Women You Wanna Know: Celia Cruz


Celia Cruz



In Spanish, this means sugar.  A sweet, powdery substance used to enhance the flavor in many dishes.  But when it comes from the mouth of Celia Cruz, it becomes a call to action, to energize, and be proud of your rich Cuban heritage. Born in 1925, the Queen of Salsa impressed the world with her contralto voice, lavish outfits, and infectious joy.  I would see Celia Cruz on TV. Although she represented Latin culture to the fullest, she had crossed over into American culture by performing with artist that I did know, like Patti Labelle.  When you saw the two perform, it was magical. It was new and different.  It wasn’tike the pop music I had occasionally listened to. Celia had a similar soul to mine, but in a different language. People are so accustomed to only listening to what they are taught to listen to.  The only way for them to discover something new is by having a diverse circle or being introduced to it on the sly.  That collaboration was the first step for me to experience the new sound of Salsa. Celia’s performances were an experience that left you wanting more.  The rhythmic way she threw her voice around spreading the magic of Afro-Caribbean music (a fusion of African and Caribbean beats) around the room to her adoring fans. Celia and her husband Pedro Knight performed with big name stars such as Tito Puente and Jonny Pacheco, popularizing the Latin sound in the states and world-wide.

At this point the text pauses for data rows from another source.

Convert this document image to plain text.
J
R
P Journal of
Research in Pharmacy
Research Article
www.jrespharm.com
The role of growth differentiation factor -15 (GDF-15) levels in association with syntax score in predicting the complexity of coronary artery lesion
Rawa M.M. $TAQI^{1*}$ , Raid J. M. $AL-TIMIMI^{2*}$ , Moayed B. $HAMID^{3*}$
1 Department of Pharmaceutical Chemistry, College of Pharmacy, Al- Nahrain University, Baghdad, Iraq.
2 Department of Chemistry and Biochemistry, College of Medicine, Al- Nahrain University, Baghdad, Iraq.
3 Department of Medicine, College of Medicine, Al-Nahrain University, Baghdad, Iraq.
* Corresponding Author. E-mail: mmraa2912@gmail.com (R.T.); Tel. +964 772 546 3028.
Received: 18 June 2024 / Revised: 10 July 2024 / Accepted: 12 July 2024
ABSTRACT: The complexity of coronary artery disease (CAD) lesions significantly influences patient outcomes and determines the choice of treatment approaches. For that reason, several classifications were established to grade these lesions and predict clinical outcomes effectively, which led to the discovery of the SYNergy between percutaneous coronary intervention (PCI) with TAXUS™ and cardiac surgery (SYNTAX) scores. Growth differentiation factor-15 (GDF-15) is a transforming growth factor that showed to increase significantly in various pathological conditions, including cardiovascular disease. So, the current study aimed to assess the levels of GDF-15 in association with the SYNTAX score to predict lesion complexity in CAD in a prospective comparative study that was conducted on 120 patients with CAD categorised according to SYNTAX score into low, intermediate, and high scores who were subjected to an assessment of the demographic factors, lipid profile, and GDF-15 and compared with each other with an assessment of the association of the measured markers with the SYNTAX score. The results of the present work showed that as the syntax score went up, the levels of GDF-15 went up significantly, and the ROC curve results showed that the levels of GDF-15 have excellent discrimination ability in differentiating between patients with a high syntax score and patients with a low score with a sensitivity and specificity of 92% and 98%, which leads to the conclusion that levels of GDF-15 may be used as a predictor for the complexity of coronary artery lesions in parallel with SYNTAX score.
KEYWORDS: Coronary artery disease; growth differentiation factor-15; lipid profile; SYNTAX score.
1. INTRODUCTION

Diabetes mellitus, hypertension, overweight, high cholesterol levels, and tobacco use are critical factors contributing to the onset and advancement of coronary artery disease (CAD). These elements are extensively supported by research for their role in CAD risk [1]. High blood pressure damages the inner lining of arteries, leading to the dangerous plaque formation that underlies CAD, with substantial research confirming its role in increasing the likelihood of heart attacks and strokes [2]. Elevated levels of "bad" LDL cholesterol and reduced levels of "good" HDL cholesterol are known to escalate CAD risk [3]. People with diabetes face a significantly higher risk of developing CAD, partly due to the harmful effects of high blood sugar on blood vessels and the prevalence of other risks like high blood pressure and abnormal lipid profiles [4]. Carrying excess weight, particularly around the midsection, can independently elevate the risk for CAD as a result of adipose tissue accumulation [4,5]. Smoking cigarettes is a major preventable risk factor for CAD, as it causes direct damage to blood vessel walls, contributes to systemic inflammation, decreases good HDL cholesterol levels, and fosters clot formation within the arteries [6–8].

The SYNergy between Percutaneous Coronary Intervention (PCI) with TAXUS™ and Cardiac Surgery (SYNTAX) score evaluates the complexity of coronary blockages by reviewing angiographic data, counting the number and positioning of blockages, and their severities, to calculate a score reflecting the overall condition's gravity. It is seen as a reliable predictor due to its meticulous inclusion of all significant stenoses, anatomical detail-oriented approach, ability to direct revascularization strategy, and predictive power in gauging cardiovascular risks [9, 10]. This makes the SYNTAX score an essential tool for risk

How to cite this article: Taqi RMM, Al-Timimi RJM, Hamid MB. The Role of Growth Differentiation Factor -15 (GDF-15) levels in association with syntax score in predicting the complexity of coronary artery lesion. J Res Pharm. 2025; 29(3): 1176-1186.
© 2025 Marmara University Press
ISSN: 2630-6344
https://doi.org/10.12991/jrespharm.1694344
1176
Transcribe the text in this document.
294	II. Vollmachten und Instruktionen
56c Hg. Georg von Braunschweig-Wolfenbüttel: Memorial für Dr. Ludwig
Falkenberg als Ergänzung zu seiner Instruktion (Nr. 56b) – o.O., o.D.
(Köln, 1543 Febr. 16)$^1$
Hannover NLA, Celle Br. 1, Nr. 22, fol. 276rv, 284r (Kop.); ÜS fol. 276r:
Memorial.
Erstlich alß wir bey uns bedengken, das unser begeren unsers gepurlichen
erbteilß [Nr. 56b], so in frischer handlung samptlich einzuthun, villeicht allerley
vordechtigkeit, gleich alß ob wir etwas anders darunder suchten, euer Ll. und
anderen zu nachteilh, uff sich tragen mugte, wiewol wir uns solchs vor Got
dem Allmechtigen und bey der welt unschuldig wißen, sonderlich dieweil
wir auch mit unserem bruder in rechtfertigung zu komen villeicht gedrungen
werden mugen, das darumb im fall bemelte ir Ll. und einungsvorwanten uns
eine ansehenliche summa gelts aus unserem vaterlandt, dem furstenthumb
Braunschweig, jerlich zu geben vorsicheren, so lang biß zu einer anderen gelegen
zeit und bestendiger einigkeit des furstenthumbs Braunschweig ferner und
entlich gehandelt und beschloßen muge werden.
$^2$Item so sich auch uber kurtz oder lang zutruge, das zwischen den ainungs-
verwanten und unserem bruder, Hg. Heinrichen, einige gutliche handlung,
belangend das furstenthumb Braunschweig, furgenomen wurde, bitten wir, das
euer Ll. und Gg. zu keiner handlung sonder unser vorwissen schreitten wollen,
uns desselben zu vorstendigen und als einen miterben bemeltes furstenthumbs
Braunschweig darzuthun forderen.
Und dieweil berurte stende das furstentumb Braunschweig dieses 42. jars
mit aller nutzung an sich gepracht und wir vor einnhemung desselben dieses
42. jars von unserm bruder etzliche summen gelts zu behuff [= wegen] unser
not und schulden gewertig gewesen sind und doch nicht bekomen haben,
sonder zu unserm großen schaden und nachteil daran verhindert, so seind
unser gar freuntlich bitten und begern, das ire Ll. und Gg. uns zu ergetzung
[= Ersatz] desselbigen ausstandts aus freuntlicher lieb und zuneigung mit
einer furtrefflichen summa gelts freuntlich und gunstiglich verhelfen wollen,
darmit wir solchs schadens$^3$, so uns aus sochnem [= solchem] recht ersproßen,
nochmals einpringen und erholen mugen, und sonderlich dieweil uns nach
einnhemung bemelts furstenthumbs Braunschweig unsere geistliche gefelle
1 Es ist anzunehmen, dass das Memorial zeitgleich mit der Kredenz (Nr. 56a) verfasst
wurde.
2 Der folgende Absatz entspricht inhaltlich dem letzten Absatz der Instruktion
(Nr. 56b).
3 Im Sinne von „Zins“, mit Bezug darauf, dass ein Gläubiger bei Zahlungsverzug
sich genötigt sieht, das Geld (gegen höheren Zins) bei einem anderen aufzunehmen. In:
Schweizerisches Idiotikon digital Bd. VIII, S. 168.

Celia didn’t start out on the path of being the world’s greatest Salsa singer.   Her father wanted her to be a school teacher.  So, to please him, she went to school to become a teacher but shortly quit after being told she could make in one night singing what a teacher makes in one year. She began entering amateur contests winning many of them along the way.  Her big break came when she became the lead singer for the group La Sonora Matancera. Celia and La Sonora Matancera grew to have a major following in Cuba.  Once Castro came into power, Celia and the band left Cuba becoming naturalized US citizens.  Angry, Castro banned Celia and La Sonora Matancera from Cuba not allowing any of the members to come back to Cuba.  (Celia later tried to return to Cuba when her mother died but was not granted entry into the country.) She later married band leader Pedro Knight and continued performing into the 90s collaborating with salsa and non-salsa singers alike. It was only natural that she would find her way into acting appearing in movies like The Mambo Kings and The Perez Family.

After a long battle with brain cancer, Celia Cruz passed away in 2003 and was buried near other greats such as Duke Ellington and Miles Davis.  She left no children and her husband died about 4 years later.  She did however leave multiple Grammy awards (American and Latino), many life time achievement awards and the Celia Cruz foundation which raises funds for cancer research and scholarships for young Latino music students.

Celia lived out loud and did it her own way.  Regardless of the pain and obstacles in her way, she excelled to be one of the world’s top performers.  Long live the queen!